Si definisce “Età dell’angoscia” il periodo storico che va da Commodo a Diocleziano, ovvero dal 180 al 305 d.C.. L’espressione è un prestito dal titolo del poema di W.H. Auden, The age of Anxiety, del 1947, in cui l’autore definiva in tal modo il pesante clima del post-guerra mondiale. Il filologo e grecista Dodds, in seguito, lo utilizza nuovamente per descrivere l’inizio del declino dell’Impero Romano, a partire dal III secolo. Sentimento di angoscia poiché i punti di riferimento della struttura organizzativa dell’Impero cominciavano a mutare. Roma perdeva la sua centralità a causa della moltiplicazione delle sedi politiche tanto che spesso gli imperatori non si avvicinavano neanche alla città. Il sistema politico e sociale iniziava a collassare, la minaccia di invasioni barbariche era sempre più reale. Guerre civili, carestie ed epidemie aggravavano la crisi economica e il concetto stesso di romanitas, su cui era fino ad allora impostato l’Impero, cominciava a vacillare.
Nella prima sezione della mostra, I protagonisti, ammiriamo circa 90 ritratti, principalmente busti, e notiamo la differenza sostanziale tra la rappresentazione degli imperatori precedenti, molto naturalistici, e questi volti profondamente scavati nel marmo e caratterizzati da sguardi trascendenti che mostrano un “dolore di vivere” – come lo definì il padre dell’archeologia italiana Ranuccio Bianchi Baldinelli.Si prosegue con La città di Roma, in cui si analizzano documenti fondamentali per lo studio urbanistico della città - reperti e ricostruzioni - poiché, nonostante il malessere generale, i romani di quei secoli, non soltanto preservarono e restaurarono il patrimonio esistente, ma costruirono nuovi acquedotti, terme e infrastrutture, tra cui le mura aureliane. Esse si sarebbero poi estese per un tracciato di ben 19 km per rimanere, ancora oggi, le più celebri al mondo sia per la lunghezza sia per il loro stato di conservazione.
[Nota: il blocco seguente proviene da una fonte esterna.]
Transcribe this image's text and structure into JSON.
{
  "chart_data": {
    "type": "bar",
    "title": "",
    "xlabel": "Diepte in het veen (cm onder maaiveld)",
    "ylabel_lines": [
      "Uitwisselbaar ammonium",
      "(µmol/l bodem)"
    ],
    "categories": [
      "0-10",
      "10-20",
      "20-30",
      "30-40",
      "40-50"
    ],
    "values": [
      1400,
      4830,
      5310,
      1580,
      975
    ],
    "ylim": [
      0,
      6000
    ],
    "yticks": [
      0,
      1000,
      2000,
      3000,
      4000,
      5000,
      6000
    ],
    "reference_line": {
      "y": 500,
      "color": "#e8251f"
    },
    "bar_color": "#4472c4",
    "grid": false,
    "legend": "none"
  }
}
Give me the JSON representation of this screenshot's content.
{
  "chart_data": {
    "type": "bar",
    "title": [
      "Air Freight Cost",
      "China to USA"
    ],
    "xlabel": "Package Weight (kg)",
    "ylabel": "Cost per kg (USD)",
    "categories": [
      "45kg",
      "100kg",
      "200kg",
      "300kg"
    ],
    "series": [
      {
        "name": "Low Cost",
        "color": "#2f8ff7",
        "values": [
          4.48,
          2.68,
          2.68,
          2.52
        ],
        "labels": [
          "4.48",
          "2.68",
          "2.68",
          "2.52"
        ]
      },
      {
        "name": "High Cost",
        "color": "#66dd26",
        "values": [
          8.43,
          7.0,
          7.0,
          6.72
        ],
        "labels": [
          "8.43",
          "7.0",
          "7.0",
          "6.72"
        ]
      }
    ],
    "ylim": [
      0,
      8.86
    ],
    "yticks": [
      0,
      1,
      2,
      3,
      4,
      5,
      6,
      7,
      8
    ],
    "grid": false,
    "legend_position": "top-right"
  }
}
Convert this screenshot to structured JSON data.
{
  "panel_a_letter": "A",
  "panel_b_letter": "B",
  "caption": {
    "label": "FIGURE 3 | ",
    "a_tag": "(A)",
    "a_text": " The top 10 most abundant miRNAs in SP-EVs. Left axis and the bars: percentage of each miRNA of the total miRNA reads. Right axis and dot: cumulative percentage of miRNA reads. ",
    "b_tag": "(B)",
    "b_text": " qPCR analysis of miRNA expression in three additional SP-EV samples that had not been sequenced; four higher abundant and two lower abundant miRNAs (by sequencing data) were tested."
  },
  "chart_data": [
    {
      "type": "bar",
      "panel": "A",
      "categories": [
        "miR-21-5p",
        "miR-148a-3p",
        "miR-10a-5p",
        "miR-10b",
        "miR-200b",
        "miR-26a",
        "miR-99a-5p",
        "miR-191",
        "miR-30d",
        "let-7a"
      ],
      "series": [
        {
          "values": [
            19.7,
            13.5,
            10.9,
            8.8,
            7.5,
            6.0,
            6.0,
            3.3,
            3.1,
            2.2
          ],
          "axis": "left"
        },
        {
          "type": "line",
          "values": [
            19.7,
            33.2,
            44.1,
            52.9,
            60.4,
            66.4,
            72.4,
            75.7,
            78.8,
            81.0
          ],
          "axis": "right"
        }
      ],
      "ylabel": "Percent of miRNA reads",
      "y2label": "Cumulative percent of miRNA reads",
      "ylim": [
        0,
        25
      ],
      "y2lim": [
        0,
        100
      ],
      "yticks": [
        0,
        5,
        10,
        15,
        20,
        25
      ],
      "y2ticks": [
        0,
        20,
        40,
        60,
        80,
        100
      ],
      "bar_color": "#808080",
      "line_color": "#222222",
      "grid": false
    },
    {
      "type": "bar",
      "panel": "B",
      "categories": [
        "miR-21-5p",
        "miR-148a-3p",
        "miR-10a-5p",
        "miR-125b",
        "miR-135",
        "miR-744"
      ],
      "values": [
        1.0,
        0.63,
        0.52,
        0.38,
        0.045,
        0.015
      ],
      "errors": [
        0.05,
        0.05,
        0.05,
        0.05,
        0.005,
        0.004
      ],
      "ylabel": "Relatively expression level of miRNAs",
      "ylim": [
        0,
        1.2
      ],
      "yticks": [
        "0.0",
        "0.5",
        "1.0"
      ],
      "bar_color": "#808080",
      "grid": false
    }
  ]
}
Nella sezione dedicata ai nuovi culti si sottolinea come, proprio nei periodi storici più difficili, l’umanità si rivolga sempre più all’ultraterreno. In concomitanza con l’affermarsi del Cristianesimo, si diffusero culti legati alle divinità orientali. Sono circa 50 le statuine qui esposte che rappresentano Iside, Mitra, Sabazio, Giove e molti altri. Peculiarità del III secolo fu la centralità dell’Esercito, a cui viene dedicata un’intera sezione con busti, stele e raffigurazioni di soldati. Il periodo che va dal 235 al 284 - anno in cui Diocleziano salì al potere - viene definito “anarchia militare” proprio per la centralità dell’esercito che addirittura sceglieva, nominava e, quando scomodi, eliminava gli imperatori.
Il percorso espositivo, visitabile fino al 4 ottobre 2015, raccoglie innumerevoli testimonianze utili ad una ricostruzione storico-culturale di quest’epoca. È fitto di utensili, arredi, argenterie, sarcofagi e urne, mosaici e affreschi. Reperti provenienti da musei internazionali come il Metropolitan di New York e il Museo Archeologico Nazionale di Atene, per la prima volta raccolti in un’unica mostra dedicata ad un periodo importante perché pone le basi per le successive fasi storiche, quella tardo antica e quella medievale.
Il tutto all’interno del più antico museo pubblico del mondo – nato nel 1471 quando Sisto IV decise di donare alla città un gruppo di statue bronzee che furono posizionate al Campidoglio – in cui si conservano le radici della nostra cultura e le origini dell’arte italiana.